Las ganas crecen por momentos. Cuanto más tiempo estoy en este trabajo, más divertido me parece. Es algo nuevo para mí observar a los jugadores, ponerme en contacto con ellos, colaborar con los clubes, volver con nuevas ideas y explorar todo lo que se ha hecho. La Asociación Suiza ha realizado un buen trabajo en la formación de entrenadores y en la promoción de los jóvenes, un trabajo ejemplar en el ámbito europeo. Este pequeño país que es Suiza ha obrado algo magnífico en los últimos años.

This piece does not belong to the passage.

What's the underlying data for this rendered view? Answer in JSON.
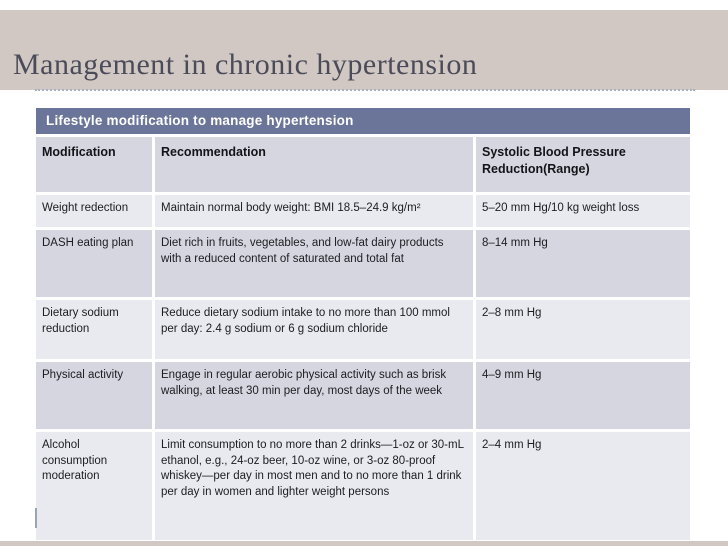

Usted está tomando las riendas de una selección joven y bien provista de talento. ¿Qué juicio le merece su nuevo equipo?
Tiene capacidad para clasificarse para la próxima Copa Mundial, siempre y cuando cada jugador se entregue hasta el límite de sus facultades y vuelva a sentir el hambre que hace falta. Naturalmente, siempre es difícil volver a subir el listón de la selección después de celebrar un Campeonato Europeo en tu propio país, donde se ha convertido en el centro de atención. La Copa Mundial de Sudáfrica es también una gran motivación, pero por supuesto una muy distinta. Ahora hay que elegir a los jugadores capaces de poner intensidad desde la primera jornada.
¿Qué posibilidades tiene la escuadra helvética en la fase de clasificación para la Copa Mundial?
Yo diría que el nuestro es un grupo variado, en el que hay que tomarse muy en serio a cada adversario. No es ningún camino de rosas, como quizás piensen muchos. Hay mucho trabajo que hacer entre bastidores para clasificarse para el certamen de 2010, y hace falta también la necesaria suerte en la definición. Necesitamos jugadores sólidos. No podemos permitirnos muchas bajas en nuestras fuerzas, porque de lo contrario ya tendríamos ahí un problema. Con todo, soy muy optimista. En nuestro grupo tenemos dos huesos duros de roer, como son Grecia e Israel, y Moldavia y Letonia serán dos contrarios incómodos que también saben jugar al fútbol. Pero en todos los grupos pasa lo mismo: hay que tomarse muy en serio a las selecciones menos prominentes.
Usted ha ganado casi todo lo que se puede ganar en el fútbol de clubes. ¿Qué significaría para usted una participación en la Copa Mundial?
Tengo muchas ganas de empezar a trabajar como seleccionador nacional en lugar de como entrenador de club. Me llena de orgullo representar a un país. Espero con ansiedad los partidos internacionales, los himnos antes del pitido inicial, el ambiente, y luego vencer a otros países. Si pudiéramos tomar parte en la Copa Mundial, eso sería para mí, como es lógico, una enorme motivación y un punto álgido en mi vida. Trabajaré para eso. Pondré todo de mi parte para alcanzar esa meta.